Indecision is often described as fear of choosing wrong, but this felt different. I was not worried about error. I was worried about declaring a meaning I did not fully understand. Packing one category first felt like answering a question about what mattered most, and I did not trust myself to answer honestly under pressure. Utility said one thing. Attachment said another. Habit added a third voice that sounded practical but was really defensive.
I began by touching objects rather than packing them. I picked up a small lamp, set it down, folded a scarf, unfolded it, opened a drawer I had already emptied once, and then stood still for a minute pretending to evaluate space. The room absorbed this loop without judging it. In hindsight, that hour of stalled movement was probably part of the process. I needed to feel the shape of leaving before I could perform it.
Eventually I put office supplies into a box: pens with no ink, spare notebooks, cables from devices I no longer owned. It should have been easy because none of it was essential. Yet even this category carried residue. A notebook can hold one useful page and twenty pages of abandoned intentions. A dead charger can still point to a period of life in which a certain routine existed. I was not sorting objects as much as sorting timelines.
As the evening went on, I noticed that I was making temporary decisions and then revisiting them. Items moved from one pile to another and back again. Labels grew vague to accommodate uncertainty: "desk / maybe later," "kitchen + random," "open first maybe." I understood the inefficiency in real time and still continued. There was some comfort in keeping classification porous, as if ambiguity might protect me from finality a little longer.
Friends offered to help, and I said yes in theory but delayed in practice. Asking someone to carry a box is simple; asking someone to witness the unstructured way you assign meaning can feel exposed. I worried that my pauses would look dramatic or impractical. Most likely nobody would care. Still, the move made me aware of how much personal geography is invisible until someone else enters the room with tape and deadlines.
I did make progress. By late night there were three boxes sealed and two open. The floor had more visible wood than usual. The room looked less crowded yet less stable, which seemed contradictory until I realized that crowdedness had been one of the ways I experienced continuity. Space opened, and with it came uncertainty. A cleared shelf is not just empty; it is a reminder that arrangements can vanish faster than we assumed.

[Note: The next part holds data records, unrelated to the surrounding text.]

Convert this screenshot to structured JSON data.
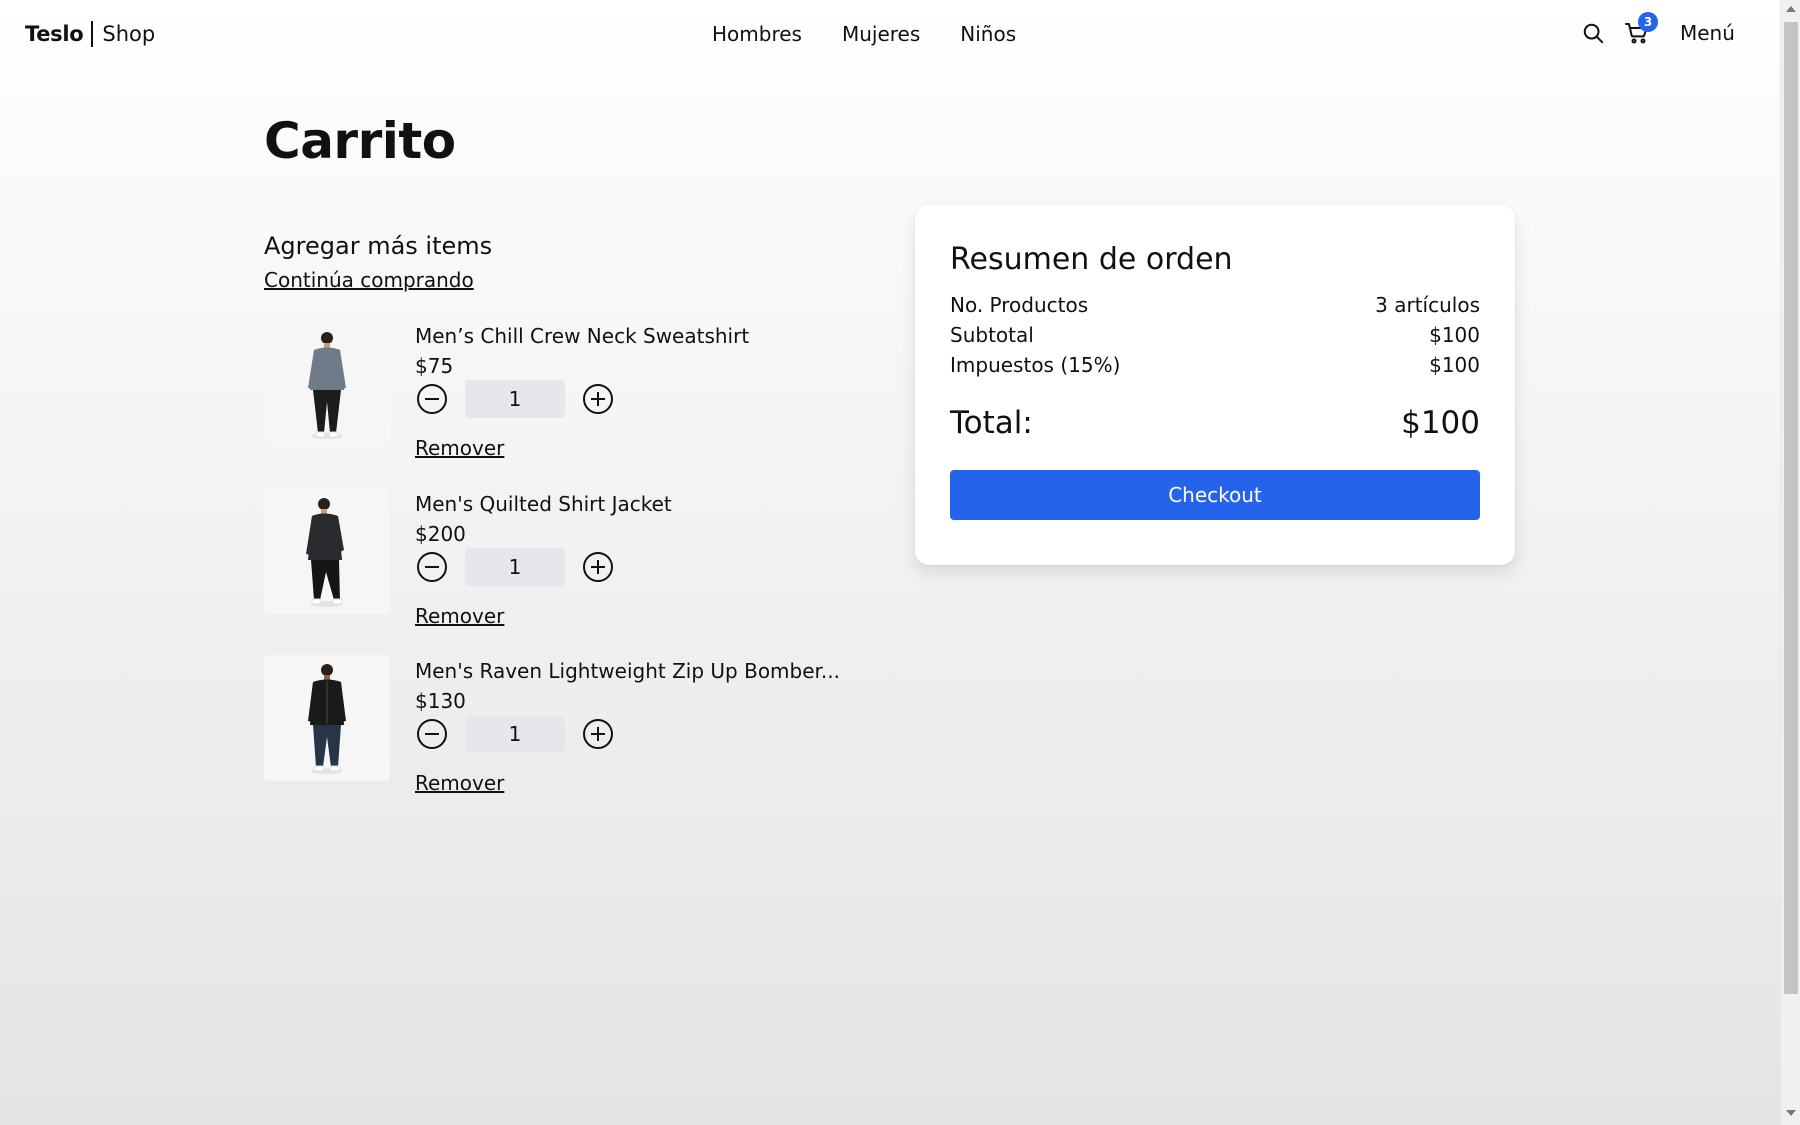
{
  "navbar": {
    "brand_main": "Teslo",
    "brand_sub": "Shop",
    "links": [
      "Hombres",
      "Mujeres",
      "Niños"
    ],
    "cart_count": "3",
    "menu_label": "Menú"
  },
  "page": {
    "title": "Carrito",
    "add_more": "Agregar más items",
    "continue_link": "Continúa comprando"
  },
  "items": [
    {
      "name": "Men’s Chill Crew Neck Sweatshirt",
      "price": "$75",
      "quantity": "1",
      "remove_label": "Remover",
      "shirt_color": "#6f7b88",
      "pants_color": "#1c1c1c"
    },
    {
      "name": "Men's Quilted Shirt Jacket",
      "price": "$200",
      "quantity": "1",
      "remove_label": "Remover",
      "shirt_color": "#2a2b2e",
      "pants_color": "#151515"
    },
    {
      "name": "Men's Raven Lightweight Zip Up Bomber...",
      "price": "$130",
      "quantity": "1",
      "remove_label": "Remover",
      "shirt_color": "#1a1a1a",
      "pants_color": "#283548"
    }
  ],
  "summary": {
    "title": "Resumen de orden",
    "rows": [
      {
        "label": "No. Productos",
        "value": "3 artículos"
      },
      {
        "label": "Subtotal",
        "value": "$100"
      },
      {
        "label": "Impuestos (15%)",
        "value": "$100"
      }
    ],
    "total_label": "Total:",
    "total_value": "$100",
    "checkout_label": "Checkout"
  },
  "colors": {
    "accent": "#2563eb",
    "qty_bg": "#e5e7eb"
  }
}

I still cannot say what I packed first in any meaningful sense. I can name the items, but not the logic that governed them. The starting point was not a category. It was a threshold where I accepted that order would emerge unevenly and that emotional clarity would probably arrive after the truck was already gone. In that way, not knowing what to pack first was less a problem to solve than an accurate description of the moment I was in.